One cannot deny that the language throughout this novel is lively and amusing. And Nye seems to have no problem at all keeping up with it. The sideline tangents into various points in history - such as the Black Death and Pope Joan - mesh well with the battles and other momentous historical events, as seen through the eyes of Falstaff, taking place during the respective reigns of Henry IV and his son Hal (Henry V). It is actually in the extraneous chapters, which all said comprise between 1/4 and 1/3 of the book, where I must draw my censure. Throughout this novel, there are so many superfluous and long-winded stretches dedicated to such things as bodily functions, parts of the anatomy, and licentious sexual activity, that I inevitably came to a point where I couldn't read another word of such stuffing without rolling my eyes in profound exasperation, proceeding then to just skim right over it.
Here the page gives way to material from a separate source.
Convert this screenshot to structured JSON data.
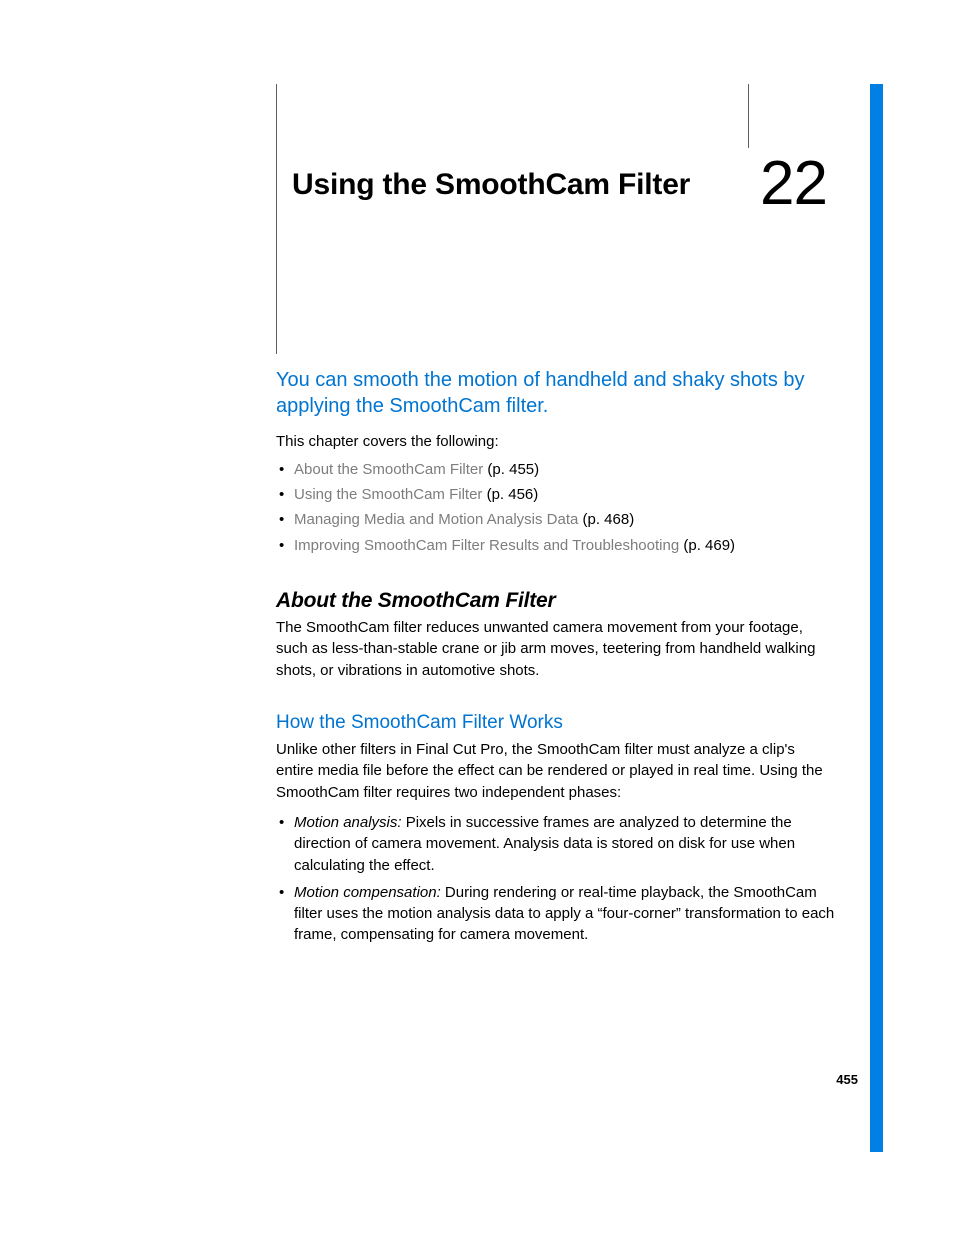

However, the chapters detailing Falstaff's part(s) in the battle of Gadshill, his invocation of Clio the muse of history, honor & onions, the number 7, and his own soul were entertaining. The chapters dedicated to anything surrounding the battles of Shrewsbury or Agincourt, as well as the evolution of Falstaff's relationship with Prince Hal, were poignant and bittersweet. Through the course of the novel, the reader develops a warm affection for each of the five "secretaries," too - even Falstaff's malicious stepson, Stephen Scrope. (In fact, Scrope may well be the embodiment of Reader's Revenge for the bulk of the braggart Falstaff's excessive wordage).
All in all, I would still give Mr. Nye's book 3.5 stars. By the later chapters of Falstaff's Book of Days, I had actually come to look forward to reading the ornery old man's tall-tale narrative.
Shakespeare killed off one of his most interesting characters in Henry V, but Robert Nye has brought him wonderfully to life again in this marvellous novel. Written in the form of an autobiography, it mingles the life of Shaeksepare's fiction Falstaff with the real-life Sir John Fastolff of Norfolk. His reminiscenses are funny, bawdy, dramatic and sometimes moving, as when he describes villagers dying of the Black Death, or the wretched victims of a long and bitter seige. His amorous adventures are described in some detail, a lot of ladies benefit from his attentions in the course of his long and very active life, his wedding night in the snow sounds chilly, but interesting. His brief encounters with Joan of Arc are startlingly dramatic (no, he doesn't sleep with her, even Robert Nye draws the line somewhere). This is a long, absorbing, fascinating and very funny novel.